Case: A man in his mid-60s with CP CML and cardiovascular risk factors

DR MAURO: I bring this second case really just to share how toxicity can be a really important topic and sort of a sleeper.

Here’s a lovely patient of mine, a principal, this is the classic story, all was well. Was getting closer to retirement. And comes back from a cruise and his blood counts are abnormal. And he was put on nilotinib therapy and eventually made his way to my practice. And he had done really well. He was in a deep molecular remission. He had just mild side effects. I was concerned, he had some cardiovascular risk factors. I counseled him about that, and he was hesitant to switch. What I really didn’t want to have happen happened and he, unfortunately, developed what looked like unstable angina. Unfortunately, it was diagnosed and he underwent bypass surgery for what was then fairly severe coronary disease. And there wasn’t any way we couldn’t subtract that and say that nilotinib potentially might have exacerbated that. And since he was doing so well, we switched to imatinib. And he did continue to respond. He had a bit of a slowing of some of the depth of his remission, but he just initiated treatment free remission now, having been patient and waited for a bit longer time, based on some of the data supporting when is the right time to think about a stop in therapy.

So he was able to gain that deep remission rapidly with nilotinib. Unfortunately, he did have what could have been some exacerbation of underlying cardiovascular disease.

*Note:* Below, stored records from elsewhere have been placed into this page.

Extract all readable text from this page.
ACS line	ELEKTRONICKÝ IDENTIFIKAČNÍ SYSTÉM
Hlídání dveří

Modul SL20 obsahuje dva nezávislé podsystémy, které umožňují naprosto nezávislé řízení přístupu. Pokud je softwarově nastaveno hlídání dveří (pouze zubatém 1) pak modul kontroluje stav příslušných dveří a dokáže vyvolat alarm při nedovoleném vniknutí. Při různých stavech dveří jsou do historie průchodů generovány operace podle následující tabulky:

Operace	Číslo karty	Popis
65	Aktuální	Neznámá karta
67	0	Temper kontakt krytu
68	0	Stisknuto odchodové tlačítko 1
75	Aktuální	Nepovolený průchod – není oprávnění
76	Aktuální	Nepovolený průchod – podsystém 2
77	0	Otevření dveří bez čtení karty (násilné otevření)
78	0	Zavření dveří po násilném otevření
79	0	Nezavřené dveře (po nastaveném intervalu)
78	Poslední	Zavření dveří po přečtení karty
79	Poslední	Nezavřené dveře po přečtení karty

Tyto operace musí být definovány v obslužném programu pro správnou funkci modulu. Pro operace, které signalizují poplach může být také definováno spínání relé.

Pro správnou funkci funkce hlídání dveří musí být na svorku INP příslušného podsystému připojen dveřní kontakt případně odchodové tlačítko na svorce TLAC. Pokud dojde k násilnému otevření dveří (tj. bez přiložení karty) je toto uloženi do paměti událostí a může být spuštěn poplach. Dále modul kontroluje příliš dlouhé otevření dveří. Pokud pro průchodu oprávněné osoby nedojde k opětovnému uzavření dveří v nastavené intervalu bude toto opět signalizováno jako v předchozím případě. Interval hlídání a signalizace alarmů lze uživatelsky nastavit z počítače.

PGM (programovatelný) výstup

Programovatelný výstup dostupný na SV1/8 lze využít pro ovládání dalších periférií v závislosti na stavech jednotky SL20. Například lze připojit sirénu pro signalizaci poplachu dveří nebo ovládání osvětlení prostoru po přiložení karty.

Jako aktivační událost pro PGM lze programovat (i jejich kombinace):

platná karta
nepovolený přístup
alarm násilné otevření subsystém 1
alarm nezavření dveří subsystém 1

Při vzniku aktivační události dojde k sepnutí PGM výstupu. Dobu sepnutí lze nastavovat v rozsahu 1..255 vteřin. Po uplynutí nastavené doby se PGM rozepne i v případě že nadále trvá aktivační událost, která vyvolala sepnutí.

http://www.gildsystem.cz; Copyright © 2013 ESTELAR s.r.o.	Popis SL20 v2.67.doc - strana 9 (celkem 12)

Again, it’s probably impossible to know exactly. But we were able to safely switch him to imatinib and he still was able to take advantage of potentially a defined treatment duration and we hope he’s able to stay off therapy.

Case: A man in his early 50s with intermediate-risk CP CML 5 years undetectable on asciminib

DR MAURO: And then lastly, what about these newer agents? And sometimes things get pretty dire. This was an, again just a lovely gentleman. He’s a housepainter. Very simple, nuts and bolts kind of guy. CML, chronic phase, who we would have expected to have done well. He had intermediate-risk disease.

First had nilotinib therapy and really didn’t have much in the way of response. Developed some mutation, which may be resistant to nilotinib. Dasatinib was tried and could have worked against that mutation, but he’d actually progressed. So he’s moved on to ponatinib and achieved a molecular remission. His dose was reduced as per the label and again, I wouldn’t fault that. That’s exactly the way we’re supposed to manage it, but, unfortunately, he then had molecular relapse with yet a different mutation. And this probably speaks to some of the biologic instability of CML when it has some degree of primary resistance, and he now loses the cytogenic response despite re-escalating ponatinib.

So where would this gentleman be if we didn’t have other novel agents? He was a very early trial participant for the asciminib trial, and he went on it as first dose with stable disease, which is always a good sign. And then typical for a Phase I trial, we were able to escalate his dose. He’s now 5 years undetectable on asciminib. So now we have patients taking advantage of novel agents and we may even be able to think about could he have defined duration of treatment, even though he had resistant disease? And could he go into a treatment free remission?